This Money in the Media Monday we will be discussing how the Coronavirus is changing the conversation about money and potentially traditional money roles going forward. This week’s article is from The New York Times, called “How Covid Has Altered the Conversation About Money.” This topic is very close to home for me as my parents were in a very similar, traditional situation. So, without further ado, let’s get into this week’s article.
The “traditional” role is that the husband in the family would manage the family finances. Women would be aware of the finances only in the way that they did or did not affect the household. I know that this was the way that my parents did their finances and it seems that this is still the way that many households in the US run. Covid might be changing that for the better
Now, that is not to say that a way in which a household does their own finances is wrong, as long as it works for them. However, my issue comes from the lack of awareness and knowledge of those finances by one of the heads of household. Once one half of the partnership is unaware of the finances and cannot step in as needed, there are many potential problems. The extreme of this could be a sign of financial/domestic abuse (If you are in this situation currently, please see the resources in the reference article.)
According to the US Bank Women and Wealth Insights Study from March 2020, women in the position to have $25,000 of investable assets are more likely to have negative connotations around financial planning. There is a 16% difference between the numbers of men and women on this front. These numbers may be even more skewed for those with less assets since women are more likely to be caregivers for children and parents. Additionally, only 52% of women even talk about money with their friends while over 60% of men do the same.
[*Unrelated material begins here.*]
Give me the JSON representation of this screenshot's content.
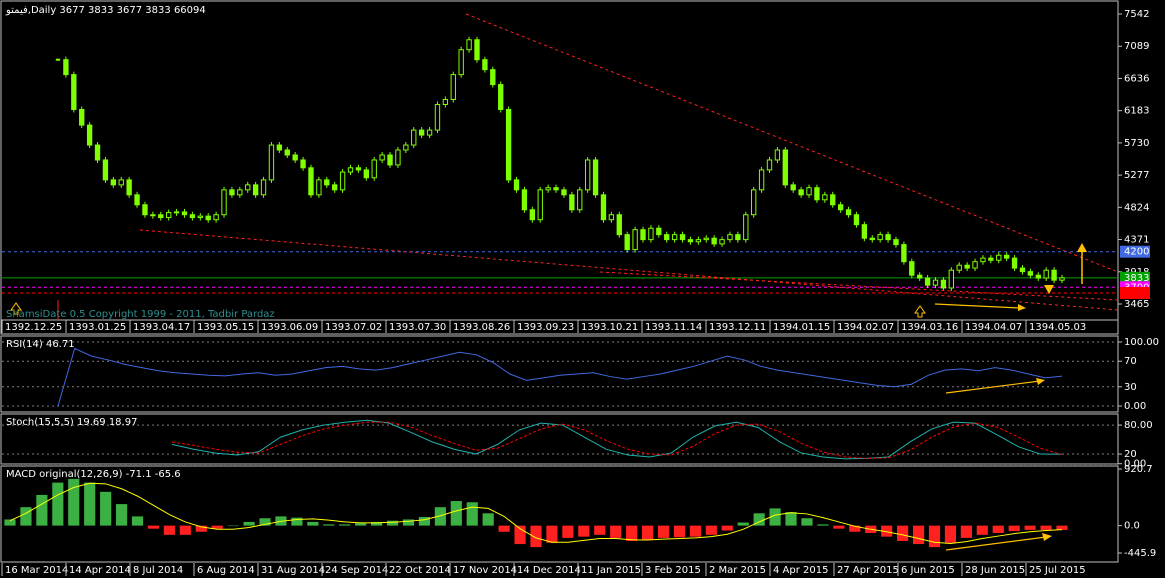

While it may seem easier to just avoid the anxiety and avoid the conversation, now is the time to bring it all out in the open. The pandemic has caused an even steeper divide with over 11.5 million women losing their jobs vs. 9 million men just between February and May of this year. All of these stats may be stacked against women, but they are also becoming the catalyst for changing the conversation.
Changing the Conversation
Women are planners by nature, so for us this is an opportunity to ask the husband or whoever’s managing the finances, what’s our plan? Not just what’s our budget or mortgage, but what’s our plan for life insurance? Where do you want to be buried? That might be the first time they’re asking the questions in a long time.Erika Wasserman
This is the most important conversation that you can have in your relationship. It’s not just about what are the bills and how are they paid. Note: that conversation IS critical and I recommend that everyone use this ICE binder to track that information. On top of the logistics of your household finances, having this conversation will align you and your partner on your long term goals, both those related to and driven by money. Many times I feel that the conversation is focused on the mechanics of finances, but it is equally important to be on the same page as it relates to the life you want to build with your money. One of the couples interviewed for this article had this to say on those talks:
But all of their talks, she said, “brought us to a new level. We didn’t realize how much pressure money has put on us. Covid gave us the ability to say, what do we really need and not need? It has been a blessing for us in disguise.”Tara Beier
Very simply, the takeaway from all of this is to TALK with your partner about where your finances are and where you want them to go, together. Focusing on changing the conversation to working as a team will not only improve your finances, but also your relationship. In the article, Michelle Smith of Source Financial Advisors recommends asking and knowing the answers to the following questions:
1. How are assets titled and what is, and isn’t, in joint accounts? This is especially important for access in case of prolonged illness or death.
2. Where are all the important documents? Do I have access and login information for all accounts, such as savings, investments, retirement, marital assets and trusts?
3. Do I have enough funds in my own name to get through six months of my family’s total overhead expenses, like housing, taxes and personal expenses?
4. Am I the owner or beneficiary of my husband’s life insurance policy? If the policy is owned by a trust, do I know who the trustees are or if I am a beneficiary of the trust?
5. What is my legal or emotional recourse if my husband refuses to share information? (The quick answer: no recourse, unless you file for divorce, which compels financial discovery.)
In addition to these items, I strongly recommend that you use this opportunity to discuss estate planning documents like a power of attorney, will/trust and healthcare directive. Check out my FREE e-book on this for more in depth information on these documents.
There have been so many negatives with the coronavirus pandemic. Creating the very real opportunity to have these open and honest conversations may just be the one positive we’ve been looking for.